De acordo com a ONU, a desigualdade de gênero aumenta em países do Leste Europeu. Cada vez mais mães optam por não ter o bebê quando descobrem que será uma menina.

Por Amanda Figueiredo Atualizado em 28 out 2016, 09h26 - Publicado em 13 nov 2014, 22h00

Segundo pesquisas da ONU (Organização das Nações Unidas), tem aumentado o número de países que adotam o “feticídio feminino“, em que muitas mulheres optam por interromper a gravidez quando descobrem que o bebê será uma menina. Albânia, Kosovo e Macedônia, todos no Leste Europeu, entraram recentemente para a lista de lugares que aderiram a essa prática.

De acordo com um estudo da Escola de Higiene e Medicina Tropical de Londres, biologicamente 105 meninos nascem para cada 100 meninas. No entanto, na Armênia e no Azerbaijão mais de 115 meninos nascem para cada 100 meninas, e na Geórgia a proporção é de 120 homens para cada 100 mulheres.

Como resultado, o UNFPA (sigla em inglês para Fundo de População das Nações Unidas) estima que em países como a Armênia haverá a falta de cerca de 93 mil mulheres em 2060 se a alta taxa de seleção de gênero no pré-natal permanecer inalterada.

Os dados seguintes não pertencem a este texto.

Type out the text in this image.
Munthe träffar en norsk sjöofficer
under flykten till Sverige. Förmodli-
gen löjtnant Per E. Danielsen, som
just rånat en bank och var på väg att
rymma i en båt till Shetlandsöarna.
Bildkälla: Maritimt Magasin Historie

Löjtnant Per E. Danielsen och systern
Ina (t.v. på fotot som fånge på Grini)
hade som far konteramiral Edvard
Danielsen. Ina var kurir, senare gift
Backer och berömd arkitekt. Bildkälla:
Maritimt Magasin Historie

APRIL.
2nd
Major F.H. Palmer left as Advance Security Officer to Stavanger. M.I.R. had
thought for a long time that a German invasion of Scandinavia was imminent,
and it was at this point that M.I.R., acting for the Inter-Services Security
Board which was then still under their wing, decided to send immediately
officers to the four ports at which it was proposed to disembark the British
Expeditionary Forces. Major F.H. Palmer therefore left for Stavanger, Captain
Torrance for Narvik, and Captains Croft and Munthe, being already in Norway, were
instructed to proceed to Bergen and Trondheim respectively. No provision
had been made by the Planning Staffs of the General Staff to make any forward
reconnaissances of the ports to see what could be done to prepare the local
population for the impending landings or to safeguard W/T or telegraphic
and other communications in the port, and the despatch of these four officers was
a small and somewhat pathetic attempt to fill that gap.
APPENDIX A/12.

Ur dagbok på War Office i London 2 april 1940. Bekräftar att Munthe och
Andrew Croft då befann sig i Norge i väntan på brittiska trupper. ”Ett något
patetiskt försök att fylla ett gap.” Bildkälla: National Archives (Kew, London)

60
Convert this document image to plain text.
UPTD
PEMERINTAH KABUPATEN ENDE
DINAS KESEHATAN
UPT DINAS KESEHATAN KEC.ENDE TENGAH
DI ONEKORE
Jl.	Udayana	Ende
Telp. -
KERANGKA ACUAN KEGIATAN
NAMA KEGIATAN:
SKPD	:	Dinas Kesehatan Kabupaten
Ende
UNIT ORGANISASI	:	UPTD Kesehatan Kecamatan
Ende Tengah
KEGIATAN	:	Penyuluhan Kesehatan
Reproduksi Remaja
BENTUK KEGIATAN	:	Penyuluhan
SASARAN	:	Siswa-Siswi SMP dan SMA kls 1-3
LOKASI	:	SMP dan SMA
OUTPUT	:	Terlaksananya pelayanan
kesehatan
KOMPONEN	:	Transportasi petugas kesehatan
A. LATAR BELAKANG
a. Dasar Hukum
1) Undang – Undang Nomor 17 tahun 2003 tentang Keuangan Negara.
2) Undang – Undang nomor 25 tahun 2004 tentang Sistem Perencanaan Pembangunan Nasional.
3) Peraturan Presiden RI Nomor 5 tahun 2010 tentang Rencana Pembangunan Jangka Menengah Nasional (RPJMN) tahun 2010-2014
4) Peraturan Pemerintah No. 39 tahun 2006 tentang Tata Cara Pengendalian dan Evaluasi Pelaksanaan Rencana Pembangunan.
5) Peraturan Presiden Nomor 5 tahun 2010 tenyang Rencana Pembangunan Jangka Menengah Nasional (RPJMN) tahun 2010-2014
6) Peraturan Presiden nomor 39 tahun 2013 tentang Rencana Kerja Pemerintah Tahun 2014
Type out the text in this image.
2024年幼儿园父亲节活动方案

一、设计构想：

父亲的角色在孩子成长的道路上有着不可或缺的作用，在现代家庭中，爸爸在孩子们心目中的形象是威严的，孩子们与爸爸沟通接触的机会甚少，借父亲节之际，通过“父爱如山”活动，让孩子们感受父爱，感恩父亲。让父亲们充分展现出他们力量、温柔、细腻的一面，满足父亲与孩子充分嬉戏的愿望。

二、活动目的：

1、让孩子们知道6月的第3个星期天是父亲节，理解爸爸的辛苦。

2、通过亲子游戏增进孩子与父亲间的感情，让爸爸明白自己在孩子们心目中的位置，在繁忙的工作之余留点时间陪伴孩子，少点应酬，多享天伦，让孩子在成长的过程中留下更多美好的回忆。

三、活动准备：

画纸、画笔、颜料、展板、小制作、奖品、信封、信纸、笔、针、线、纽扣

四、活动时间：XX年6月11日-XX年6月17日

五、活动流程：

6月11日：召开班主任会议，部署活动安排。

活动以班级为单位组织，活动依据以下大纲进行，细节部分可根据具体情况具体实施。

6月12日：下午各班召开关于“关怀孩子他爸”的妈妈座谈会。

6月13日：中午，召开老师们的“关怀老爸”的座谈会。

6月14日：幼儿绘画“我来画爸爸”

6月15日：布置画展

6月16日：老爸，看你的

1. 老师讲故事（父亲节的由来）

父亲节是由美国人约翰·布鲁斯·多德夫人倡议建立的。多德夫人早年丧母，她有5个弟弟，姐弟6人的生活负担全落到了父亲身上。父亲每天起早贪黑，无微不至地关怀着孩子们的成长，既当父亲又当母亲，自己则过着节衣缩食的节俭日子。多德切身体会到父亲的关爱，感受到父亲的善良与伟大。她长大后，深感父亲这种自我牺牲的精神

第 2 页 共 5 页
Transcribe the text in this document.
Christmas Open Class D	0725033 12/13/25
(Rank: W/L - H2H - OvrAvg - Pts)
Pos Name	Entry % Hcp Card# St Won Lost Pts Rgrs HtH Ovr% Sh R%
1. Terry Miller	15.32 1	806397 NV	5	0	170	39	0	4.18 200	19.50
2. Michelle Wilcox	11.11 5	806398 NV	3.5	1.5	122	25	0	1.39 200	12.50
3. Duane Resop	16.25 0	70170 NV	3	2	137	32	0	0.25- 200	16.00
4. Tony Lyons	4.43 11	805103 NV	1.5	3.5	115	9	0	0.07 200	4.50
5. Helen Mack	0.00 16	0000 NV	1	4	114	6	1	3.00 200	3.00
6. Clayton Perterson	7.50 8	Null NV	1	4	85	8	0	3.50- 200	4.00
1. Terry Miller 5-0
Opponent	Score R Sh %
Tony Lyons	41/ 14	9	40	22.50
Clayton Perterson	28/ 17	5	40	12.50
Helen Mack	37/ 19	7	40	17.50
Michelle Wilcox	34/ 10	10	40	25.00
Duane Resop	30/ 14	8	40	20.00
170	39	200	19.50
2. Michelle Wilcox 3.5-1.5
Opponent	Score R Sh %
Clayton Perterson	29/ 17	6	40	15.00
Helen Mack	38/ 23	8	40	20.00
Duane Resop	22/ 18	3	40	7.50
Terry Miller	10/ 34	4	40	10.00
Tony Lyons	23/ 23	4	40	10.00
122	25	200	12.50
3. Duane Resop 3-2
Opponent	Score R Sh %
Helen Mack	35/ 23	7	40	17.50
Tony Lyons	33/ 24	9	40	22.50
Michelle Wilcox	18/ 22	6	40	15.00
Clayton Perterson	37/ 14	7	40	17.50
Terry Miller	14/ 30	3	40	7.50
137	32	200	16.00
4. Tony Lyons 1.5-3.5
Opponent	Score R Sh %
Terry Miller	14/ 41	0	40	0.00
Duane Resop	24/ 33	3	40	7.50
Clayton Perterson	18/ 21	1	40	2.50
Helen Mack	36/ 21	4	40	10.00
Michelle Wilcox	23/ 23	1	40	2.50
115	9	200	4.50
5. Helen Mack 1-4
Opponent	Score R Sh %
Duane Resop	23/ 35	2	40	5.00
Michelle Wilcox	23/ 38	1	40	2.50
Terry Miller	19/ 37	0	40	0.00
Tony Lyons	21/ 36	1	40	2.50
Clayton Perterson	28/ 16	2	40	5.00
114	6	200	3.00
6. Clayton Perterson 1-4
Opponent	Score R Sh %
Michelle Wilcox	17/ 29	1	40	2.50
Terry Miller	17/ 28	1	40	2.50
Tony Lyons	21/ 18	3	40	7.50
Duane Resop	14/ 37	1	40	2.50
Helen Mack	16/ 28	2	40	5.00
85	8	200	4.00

A ONU afirma que essa onda de abortos está se espalhando como uma “epidemia”, citando como exemplo o vírus do Ebola. O chefe da divisão de gênero do UNFPA, Luis Mora, acredita que o fácil acesso à tecnologia foi uma das causas deste aumento, pois hoje as pessoas podem saber cada vez mais cedo qual será o sexo do bebê. “Vimos como a discriminação, a preferência por meninos e todas as questões relacionadas têm progressivamente se espalhado para países que nunca antes tínhamos pensado que poderiam praticar a escolha do gênero, como os países do Leste Europeu”, afirmou Mora.

“Eu acho que isso é um aviso”, disse Mora. “Por trás dessa situação há uma forte e grave advertência sobre como as desigualdades de gênero, a violência, a preferência por meninos e outras práticas nocivas podem realmente tornar-se universal.”